S&P Global Market Intelligence said on Monday that the new government will likely focus on job creation and addressing farmers’ concerns in its first 100 days.
“India’s recent parliamentary elections have resulted in Prime Minister Narendra Modi’s continued leadership, although the Bharatiya Janata Party (BJP) has lost its majority and now relies on coalition parties for stability and policy passage,” the research firm said in a note.
The Bharatiya Janata Party won 240 seats in the recently concluded national elections, falling short of the 272-majority mark.
The firm noted that India will likely continue its production-linked incentive (PLI) scheme to boost manufacturing. The PLI scheme covers 13 sectors and has benefits that extend until 2025.
“The success of the scheme, measured by increased exports in key sectors, is likely to result in its continuation. The production of Apple Inc.’s iPhone in India has helped drive total exports of phones 46 percent higher year over year in the past three months,” S&P Global noted.
The firm also highlighted that the demographic dividend, in the form of a large young labour force, allowed the country to expand manufacturing.
It cited higher operational risks in the form of labour and infrastructure disruption as impediments to growth.
India has been targeting an increase in manufacturing’s share of GDP to 25 percent from the current 16-17 percent.
“India’s advantages over the Association of Southeast Asian Nations (ASEAN) and other regions from a reshoring perspective range from a large domestic market to government support for long-term export growth, demography and wage costs, and lower operational risks in some categories,” the researcher said.

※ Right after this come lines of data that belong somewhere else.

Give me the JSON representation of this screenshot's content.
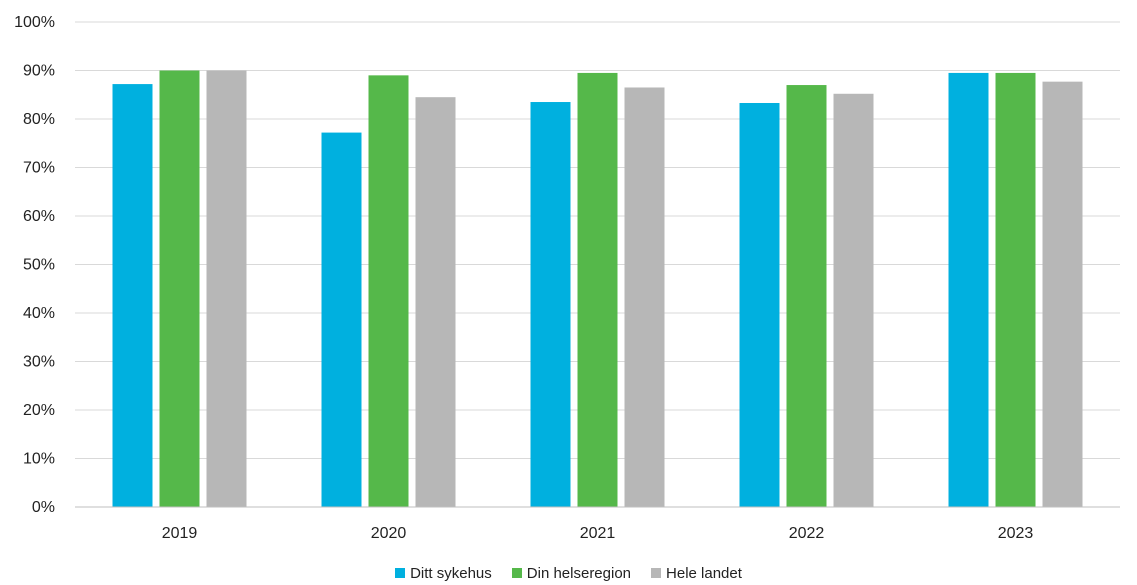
{
  "chart_data": {
    "type": "bar",
    "title": "",
    "xlabel": "",
    "ylabel": "",
    "categories": [
      "2019",
      "2020",
      "2021",
      "2022",
      "2023"
    ],
    "series": [
      {
        "name": "Ditt sykehus",
        "color": "#00B0DF",
        "values": [
          87.2,
          77.2,
          83.5,
          83.3,
          89.5
        ]
      },
      {
        "name": "Din helseregion",
        "color": "#55B84A",
        "values": [
          90.0,
          89.0,
          89.5,
          87.0,
          89.5
        ]
      },
      {
        "name": "Hele landet",
        "color": "#B7B7B7",
        "values": [
          90.0,
          84.5,
          86.5,
          85.2,
          87.7
        ]
      }
    ],
    "ylim": [
      0,
      100
    ],
    "yticks": [
      "0%",
      "10%",
      "20%",
      "30%",
      "40%",
      "50%",
      "60%",
      "70%",
      "80%",
      "90%",
      "100%"
    ],
    "grid": true,
    "legend_position": "bottom"
  }
}
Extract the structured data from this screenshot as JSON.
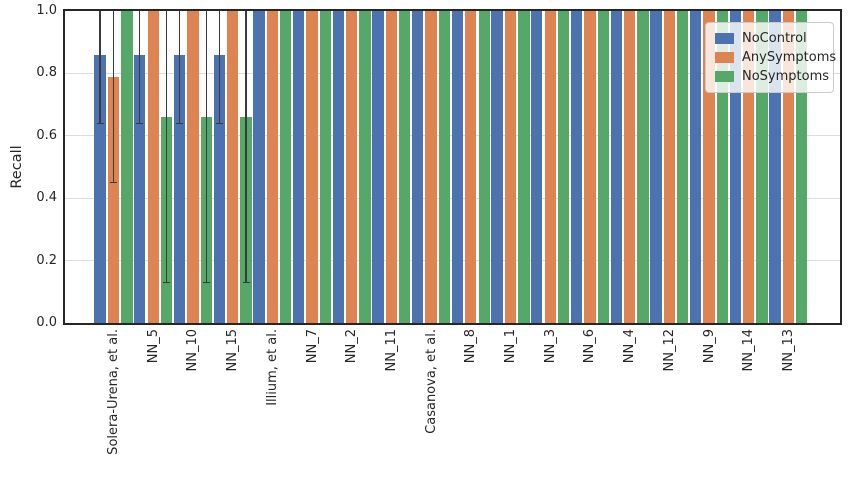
{
  "chart_data": {
    "type": "bar",
    "title": "",
    "xlabel": "",
    "ylabel": "Recall",
    "ylim": [
      0.0,
      1.0
    ],
    "yticks": [
      0.0,
      0.2,
      0.4,
      0.6,
      0.8,
      1.0
    ],
    "grid": true,
    "legend_position": "upper-right",
    "error_bar_color": "#3a3a3a",
    "categories": [
      "Solera-Urena, et al.",
      "NN_5",
      "NN_10",
      "NN_15",
      "Illium, et al.",
      "NN_7",
      "NN_2",
      "NN_11",
      "Casanova, et al.",
      "NN_8",
      "NN_1",
      "NN_3",
      "NN_6",
      "NN_4",
      "NN_12",
      "NN_9",
      "NN_14",
      "NN_13"
    ],
    "series": [
      {
        "name": "NoControl",
        "color": "#4C72B0",
        "values": [
          0.86,
          0.86,
          0.86,
          0.86,
          1.0,
          1.0,
          1.0,
          1.0,
          1.0,
          1.0,
          1.0,
          1.0,
          1.0,
          1.0,
          1.0,
          1.0,
          1.0,
          1.0
        ],
        "error_low": [
          0.64,
          0.64,
          0.64,
          0.64,
          null,
          null,
          null,
          null,
          null,
          null,
          null,
          null,
          null,
          null,
          null,
          null,
          null,
          null
        ],
        "error_high": [
          1.0,
          1.0,
          1.0,
          1.0,
          null,
          null,
          null,
          null,
          null,
          null,
          null,
          null,
          null,
          null,
          null,
          null,
          null,
          null
        ]
      },
      {
        "name": "AnySymptoms",
        "color": "#DD8452",
        "values": [
          0.79,
          1.0,
          1.0,
          1.0,
          1.0,
          1.0,
          1.0,
          1.0,
          1.0,
          1.0,
          1.0,
          1.0,
          1.0,
          1.0,
          1.0,
          1.0,
          1.0,
          1.0
        ],
        "error_low": [
          0.45,
          null,
          null,
          null,
          null,
          null,
          null,
          null,
          null,
          null,
          null,
          null,
          null,
          null,
          null,
          null,
          null,
          null
        ],
        "error_high": [
          1.0,
          null,
          null,
          null,
          null,
          null,
          null,
          null,
          null,
          null,
          null,
          null,
          null,
          null,
          null,
          null,
          null,
          null
        ]
      },
      {
        "name": "NoSymptoms",
        "color": "#55A868",
        "values": [
          1.0,
          0.66,
          0.66,
          0.66,
          1.0,
          1.0,
          1.0,
          1.0,
          1.0,
          1.0,
          1.0,
          1.0,
          1.0,
          1.0,
          1.0,
          1.0,
          1.0,
          1.0
        ],
        "error_low": [
          null,
          0.13,
          0.13,
          0.13,
          null,
          null,
          null,
          null,
          null,
          null,
          null,
          null,
          null,
          null,
          null,
          null,
          null,
          null
        ],
        "error_high": [
          null,
          1.0,
          1.0,
          1.0,
          null,
          null,
          null,
          null,
          null,
          null,
          null,
          null,
          null,
          null,
          null,
          null,
          null,
          null
        ]
      }
    ]
  }
}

It also noted that India could quickly seal bilateral deals with the US, UK, and EU. India has signed four major trade and economic partnership treaties in the past five years.
“Volatility in shipping rates has led to a competitive advantage for Indian exporters but increased costs for importers, increasing the motivation for state-supported investments in ports and possibly an independent shipping company,” it noted.
India has been increasing the cargo handling capacity of its ports. The cargo handling capacity of Indian ports went up to 2,691 million tonnes per annum (mtpa) in FY24 from 2,378 mtpa in FY19. The government aims to increase it four-fold to 10,000 mtpa by FY47.